Здесь, в сей ране, грубой и безгласной,
В их званье "избранных" явился укор.
II
И он, чей дух так жаждал пригодиться,
Узрел не подвиг— мерзость запустенья:
Ребёнок, волоком старухи-злой сестры,
Безгласный пёс у скользкого корытца—
Всё было исповедью искажённой,
Где даже крик застрёнывал в гортани.
Им овладел не гнев, а холод стонный,
Как будто он глядел в акварели брани.
III
Он ждал, что вот — воспрянет, загорится,
Призывный клич сорвётся с уст его…
Но сердце, будто в тяжком сне, томится,
И слово таяло, как всё сего.
Лишь Виктория, руку положивши
Ему на локоть, легкою рукой,
Вела его, безмолвную, но жизнью,
Сквозь этот сон, отравленный тоской.
IV
И в этот миг явилось раздвоенье:
Он видел двойника в себе самом,
Того, кто полон был святого нетерпенья,
Кто мог сказать:"Я здесь! Я вправлен влом!"

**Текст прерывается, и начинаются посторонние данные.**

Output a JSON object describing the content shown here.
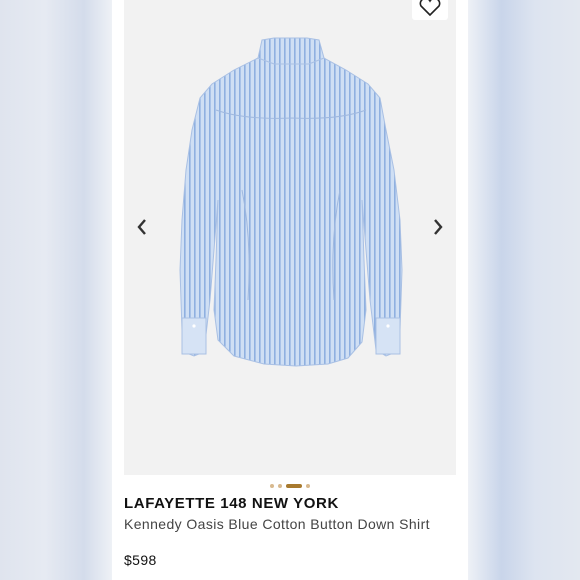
{
  "product": {
    "brand": "LAFAYETTE 148 NEW YORK",
    "name": "Kennedy Oasis Blue Cotton Button Down Shirt",
    "price": "$598"
  },
  "gallery": {
    "prev_icon": "chevron-left-icon",
    "next_icon": "chevron-right-icon",
    "wishlist_icon": "heart-outline-icon",
    "dots_count": 4,
    "active_dot": 3
  },
  "colors": {
    "accent": "#a87a2e",
    "dot_inactive": "#d8b98f",
    "shirt_base": "#c8d9f1",
    "shirt_stripe": "#8fb0e0"
  }
}
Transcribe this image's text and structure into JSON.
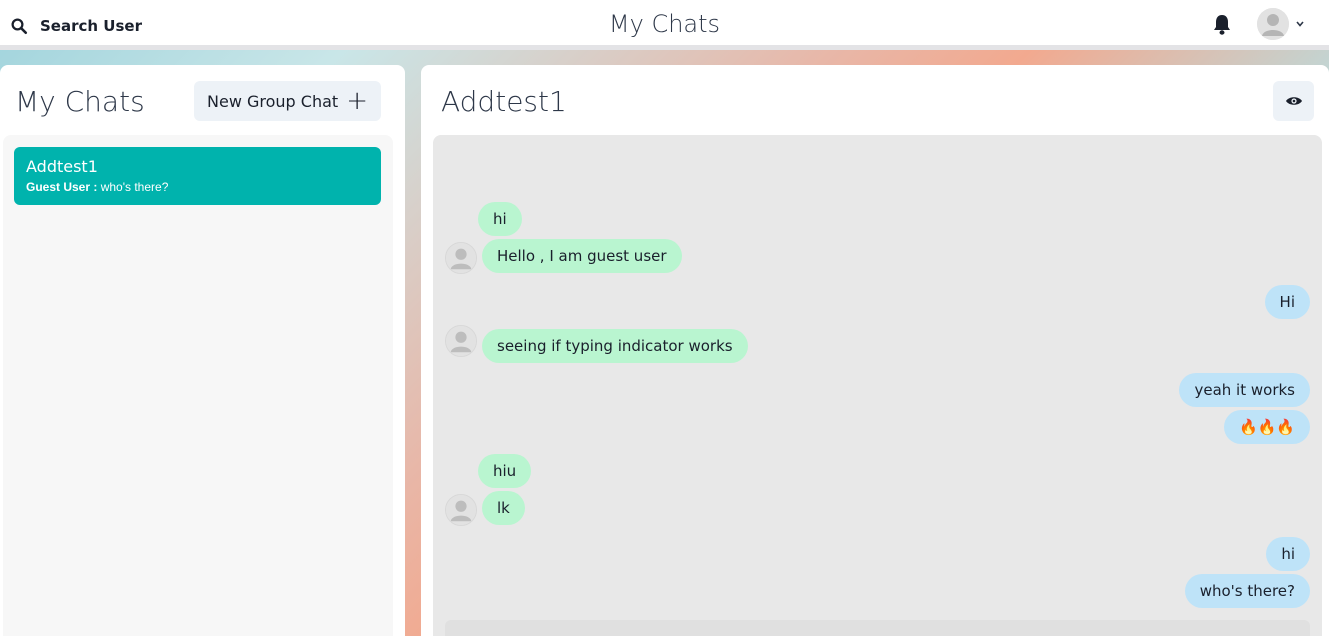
{
  "header": {
    "search_label": "Search User",
    "app_title": "My Chats"
  },
  "sidebar": {
    "title": "My Chats",
    "new_group_label": "New Group Chat",
    "chats": [
      {
        "name": "Addtest1",
        "latest_sender": "Guest User :",
        "latest_message": "who's there?",
        "selected": true
      }
    ]
  },
  "chat": {
    "title": "Addtest1",
    "messages": [
      {
        "text": "hi",
        "from": "them"
      },
      {
        "text": "Hello , I am guest user",
        "from": "them"
      },
      {
        "text": "Hi",
        "from": "me"
      },
      {
        "text": "seeing if typing indicator works",
        "from": "them"
      },
      {
        "text": "yeah it works",
        "from": "me"
      },
      {
        "text": "🔥🔥🔥",
        "from": "me"
      },
      {
        "text": "hiu",
        "from": "them"
      },
      {
        "text": "lk",
        "from": "them"
      },
      {
        "text": "hi",
        "from": "me"
      },
      {
        "text": "who's there?",
        "from": "me"
      }
    ]
  },
  "colors": {
    "selected_chat": "#00b3ad",
    "their_bubble": "#b9f5d0",
    "my_bubble": "#bee3f8"
  }
}
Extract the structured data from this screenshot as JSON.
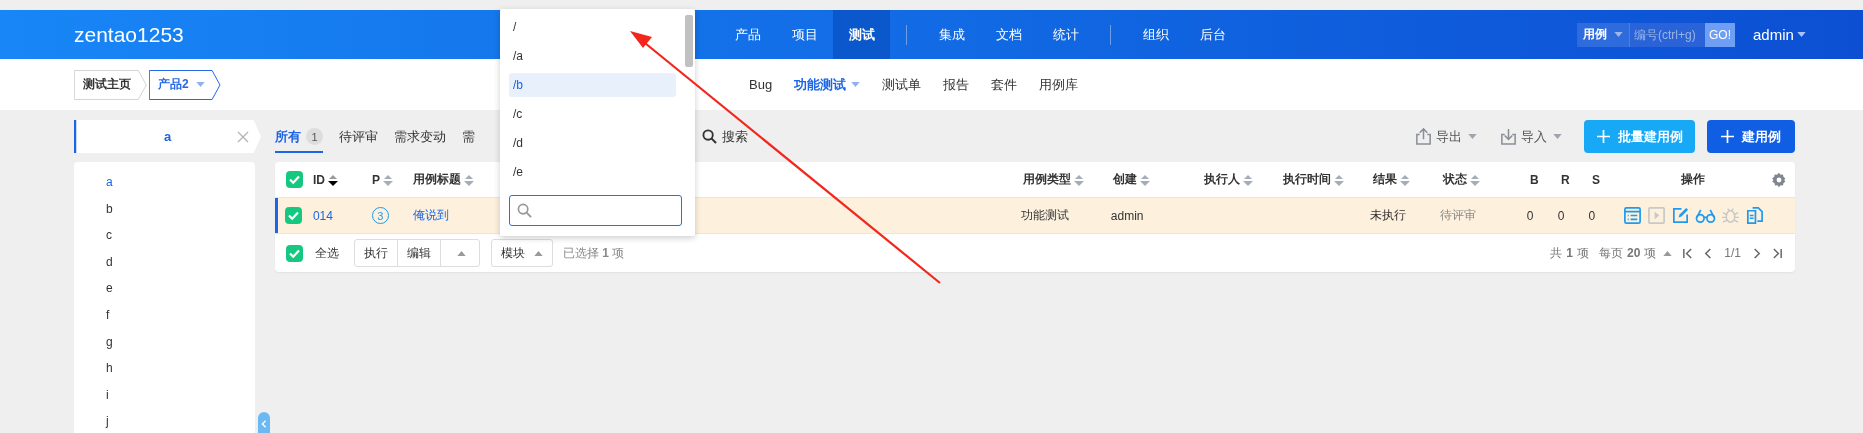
{
  "header": {
    "logo": "zentao1253",
    "nav_groups": [
      [
        {
          "label": "产品",
          "selected": false
        },
        {
          "label": "项目",
          "selected": false
        },
        {
          "label": "测试",
          "selected": true
        }
      ],
      [
        {
          "label": "集成",
          "selected": false
        },
        {
          "label": "文档",
          "selected": false
        },
        {
          "label": "统计",
          "selected": false
        }
      ],
      [
        {
          "label": "组织",
          "selected": false
        },
        {
          "label": "后台",
          "selected": false
        }
      ]
    ],
    "search": {
      "type": "用例",
      "placeholder": "编号(ctrl+g)",
      "button": "GO!"
    },
    "user": "admin"
  },
  "breadcrumb": [
    {
      "label": "测试主页",
      "selected": false,
      "dropdown": false
    },
    {
      "label": "产品2",
      "selected": true,
      "dropdown": true
    }
  ],
  "subnav": [
    {
      "label": "Bug",
      "selected": false,
      "dropdown": false
    },
    {
      "label": "功能测试",
      "selected": true,
      "dropdown": true
    },
    {
      "label": "测试单",
      "selected": false,
      "dropdown": false
    },
    {
      "label": "报告",
      "selected": false,
      "dropdown": false
    },
    {
      "label": "套件",
      "selected": false,
      "dropdown": false
    },
    {
      "label": "用例库",
      "selected": false,
      "dropdown": false
    }
  ],
  "module_filter": {
    "value": "a"
  },
  "tree": [
    {
      "label": "a",
      "selected": true
    },
    {
      "label": "b",
      "selected": false
    },
    {
      "label": "c",
      "selected": false
    },
    {
      "label": "d",
      "selected": false
    },
    {
      "label": "e",
      "selected": false
    },
    {
      "label": "f",
      "selected": false
    },
    {
      "label": "g",
      "selected": false
    },
    {
      "label": "h",
      "selected": false
    },
    {
      "label": "i",
      "selected": false
    },
    {
      "label": "j",
      "selected": false
    }
  ],
  "tabs": [
    {
      "label": "所有",
      "count": "1",
      "selected": true
    },
    {
      "label": "待评审",
      "selected": false
    },
    {
      "label": "需求变动",
      "selected": false
    },
    {
      "label": "需",
      "selected": false
    }
  ],
  "search_button": "搜索",
  "tools": [
    {
      "label": "导出",
      "kind": "export"
    },
    {
      "label": "导入",
      "kind": "import"
    }
  ],
  "buttons": [
    {
      "label": "批量建用例",
      "kind": "batch"
    },
    {
      "label": "建用例",
      "kind": "primary"
    }
  ],
  "table": {
    "checked": true,
    "columns": [
      {
        "label": "ID",
        "sortable": true,
        "sorted": true
      },
      {
        "label": "P",
        "sortable": true
      },
      {
        "label": "用例标题",
        "sortable": true
      },
      {
        "label": "用例类型",
        "sortable": true
      },
      {
        "label": "创建",
        "sortable": true
      },
      {
        "label": "执行人",
        "sortable": true
      },
      {
        "label": "执行时间",
        "sortable": true
      },
      {
        "label": "结果",
        "sortable": true
      },
      {
        "label": "状态",
        "sortable": true
      },
      {
        "label": "B",
        "sortable": false
      },
      {
        "label": "R",
        "sortable": false
      },
      {
        "label": "S",
        "sortable": false
      },
      {
        "label": "操作",
        "sortable": false
      }
    ],
    "rows": [
      {
        "checked": true,
        "selected": true,
        "id": "014",
        "priority": "3",
        "title": "俺说到",
        "type": "功能测试",
        "creator": "admin",
        "result": "未执行",
        "status": "待评审",
        "b": "0",
        "r": "0",
        "s": "0",
        "actions": [
          {
            "kind": "detail",
            "disabled": false
          },
          {
            "kind": "run",
            "disabled": true
          },
          {
            "kind": "edit",
            "disabled": false
          },
          {
            "kind": "review",
            "disabled": false
          },
          {
            "kind": "bug",
            "disabled": true
          },
          {
            "kind": "copy",
            "disabled": false
          }
        ]
      }
    ]
  },
  "footer": {
    "select_all": {
      "label": "全选",
      "checked": true
    },
    "batch_buttons": [
      "执行",
      "编辑"
    ],
    "module_button": "模块",
    "selection": "已选择 **1** 项",
    "total": "共 **1** 项",
    "per_page": "每页 **20** 项",
    "page": "1/1"
  },
  "dropdown": {
    "items": [
      {
        "label": "/",
        "selected": false
      },
      {
        "label": "/a",
        "selected": false
      },
      {
        "label": "/b",
        "selected": true
      },
      {
        "label": "/c",
        "selected": false
      },
      {
        "label": "/d",
        "selected": false
      },
      {
        "label": "/e",
        "selected": false
      }
    ]
  }
}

Но тот стоял вдали, немой и бледный,
Сквозь призрак стен в него взирая строго,
И между ними, в бездне безнадежной,
Лежала тень от старца у порога.
V
"Не ты ль хотел служить?Так что ж ты медлишь? —
Звучал в нём голос, но не Божество. —
Иль ты боишься, что их ад разделишь,
Впустив их грязь в святилище своё?"
И он в ответ: "Молчи. Страшусь не я.
Но как прорвать сию стеклянну стену?
Их боль — не плач, а немота немая,
К ней не приложишь ни пера, и ни стрелу".
VI
А ночь тем временем, как чёрный ворон,
Спускалась на убогие дома.
В окне одном, где слабый свет уронено
Боролся с тьмою, видялась сама
Картина, леденящая сознанье:
Два силуэта — муж иль брат — в углу
Сидели молча, полные страданья,
И между них — лежащую на полу.
VII
Они прошли. Но образ тот немой
Вонзился в мозг, как наважденье, вон.
И мир для них распался на двойной:
На явь, что есть, и на ад, что он
Прозрел внутри, как вечное зерцало,
Где каждый сам — и жертва, и палач.
Их "подвиг" в этом свете задрожал,
Что обратился в тягостный их плач.
VIII
Остановились. Тишина меж ними
Была полна, как полная луна.
Не взор её — а дух её, хранимый
Таинственной любовью, с нею сна
Давал и воздух сладкий,и прохладу.
"Не здесь,— прошептал он, — наша доля.
Она — не в битве шумной. В тихом ладе
С самим страданьем… Вот святая воля".
IX
Вдруг скрип двери. В проёме жалко-тёмном,
Мальчишка, с лицом как воск,
Протягивал горшок с немытым зерном,
Без слова, только взором — вопрос.
И вещий взор тот был исповедью целой:
"Возьмёшь ли ты сию мой долю-грязь?"
И понял путник: здесь его предела,
Где воля ставится,и падает, и вязнет.
X
Он не дал хлба, не нашёл и слова,
Но, опустившись на одно колено,
Взглянул в лицо ребёнку — и изнова
В себе узрел того, в ком дух задернут.
"Я не спасу. Но разделю позор,
—прошептал он, сжираемый тоскою. —
Мы теперь — одно. В твоём позоре
И мой отныне дух, и крест, и воля".
И, поднявшись, узрел в его чертах
Не благодарность — ужас без предела.
И этот ужас стал его наградой
И истинной точкой, где путь его удела.